Apr 13, 2016 00:24 Alan DiCenzo Posted on: Breakthrough Initiatives

(For comparison: I believe I heard once that when you die in a plane crash, you experience something like 300 g of force at the moment of impact, a split second, so 8,000 g for a solid 10 minutes could present a serious problem...)

Apr 13, 2016 01:11 Andrew Higgins Posted on: Breakthrough Initiatives

If you drop your iPhone from shoulder height on a hard surface, and it still works, that is about 1000 g of acceleration (well, deceleration) on impact.

Modern artillery shells, with on-board GPS and laser-guidance optics, can survived 10,000's of g, comparable to what is required of Starshot. We have the ability to g-harden electronics to withstand the 10,000's of g required. This is not a showstopper.

Apr 13, 2016 01:13 Andrew Higgins Posted on: Breakthrough Initiatives

The fact that the acceleration is continuous for Starshot is not a problem. Most damage to materials comes from the rate of application and removal of the force, not the total force applied.

Apr 13, 2016 02:41 Tom Bonofiglio Posted on: Breakthrough Initiatives

If the whole ship, i.e. sail/structure combination were experiencing 8000g simultaneously, as in a gravity field, integrity may not be a problem, but the sail must transfer most of the 8000g to the structure. Assuming the sail is at least a few orders of magnitude thinner than the rest of the structure, and therefore of much lower mass per surface area, the acceleration of the structure by itself will be tend to be much lower than that of the sail. How do you keep the sail or its connection to the structure from failing?

Apr 13, 2016 03:52 Andrew Higgins Posted on: Breakthrough Initiatives

@ Tom Bonofiglio: Possible solution would be high tensile strength fibers (carbon fibers, CNTs, etc.) will be integrated into sail to transfer load from the chip spacecraft to the rest of the sail.

Apr 13, 2016 04:54 Andrew Walker Posted on: Breakthrough Initiatives

A spacecraft weighing ~1 gram would have to withstand a quasi-static "thrust" load of ~18 lbf to sustain 8k g acceleration.

Dynamic and centrifugal loading would also have to be considered. Here's a good summary of NASA structural stress analysis standards:

Apr 13, 2016 15:07 John McLean Posted on: Breakthrough Initiatives

Please don't mix units. Let's go with SI units (or metric at least). 1g = 10^-3 kg. 8,000 G is approx 80,000 ms^-2. F=ma so F=80 Newtons. Not a huge force for even fine wires.

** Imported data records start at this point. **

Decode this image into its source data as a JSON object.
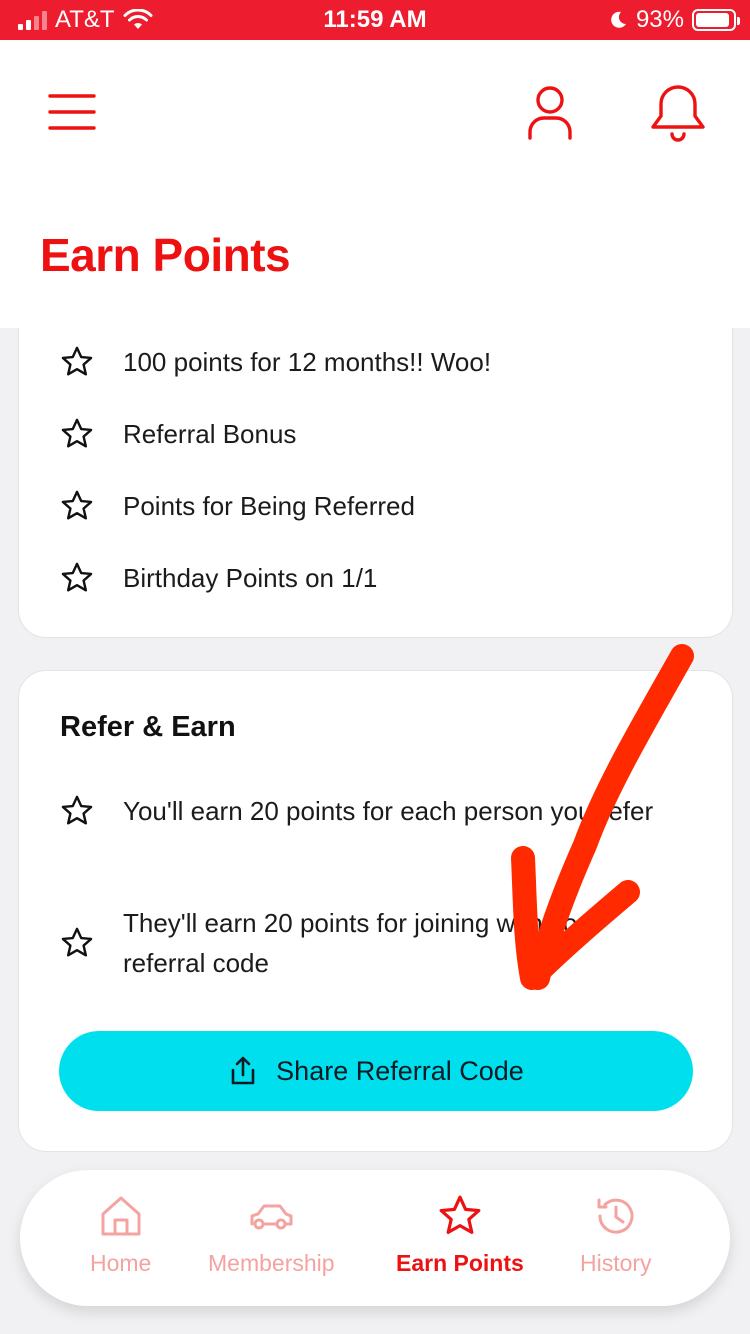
{
  "status_bar": {
    "carrier": "AT&T",
    "time": "11:59 AM",
    "battery": "93%",
    "battery_level": 0.93
  },
  "header": {
    "title": "Earn Points",
    "icons": [
      "hamburger-menu-icon",
      "user-icon",
      "bell-icon"
    ]
  },
  "earn_list": {
    "items": [
      {
        "label": "100 points for 12 months!! Woo!"
      },
      {
        "label": "Referral Bonus"
      },
      {
        "label": "Points for Being Referred"
      },
      {
        "label": "Birthday Points on 1/1"
      }
    ]
  },
  "refer_card": {
    "title": "Refer & Earn",
    "items": [
      {
        "label": "You'll earn 20 points for each person you refer"
      },
      {
        "label": "They'll earn 20 points for joining with your referral code"
      }
    ],
    "share_button": "Share Referral Code"
  },
  "bottom_nav": {
    "items": [
      {
        "label": "Home",
        "icon": "home-icon"
      },
      {
        "label": "Membership",
        "icon": "car-icon"
      },
      {
        "label": "Earn Points",
        "icon": "star-icon",
        "active": true
      },
      {
        "label": "History",
        "icon": "history-icon"
      }
    ]
  },
  "colors": {
    "brand_red": "#ed1111",
    "status_bar": "#ed1c2e",
    "accent_cyan": "#00dfee",
    "nav_inactive": "#f4a3a0",
    "annotation_arrow": "#ff2a00"
  }
}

Apr 13, 2016 16:39 Andrew Walker Posted on: Breakthrough Initiatives

It will be very challenging to design a 1 gram sail structure stiff enough (or spinning fast enough) to resist 80 N with minimal deflection. That discussion belongs under the Lightsail-Structure topic however.

Apr 13, 2016 23:32 alex dale Posted on: Breakthrough Initiatives

I dont see the acceleration of the whole light sail as a problem however, the connection between the sail and the payload needs to be thought about.
during acceleration, if the payload is not subject to the same acceleration force the infrastructure holding the spacecraft together will be under strain. which has two possible problems. firstly if the holding the payload to the sail while accelerating but as the propelling laser is turned off you don't want the connecting structure to elastically snap back and shoot the payload forward through the sail!!

because 1 gram under 8,000G of acceleration is about 78N. or the equivalent of hanging 770 grams from a string. any amount of elasticity could be problematic.

I hope I made sense! its a little hard to re read my post with such a small text window!!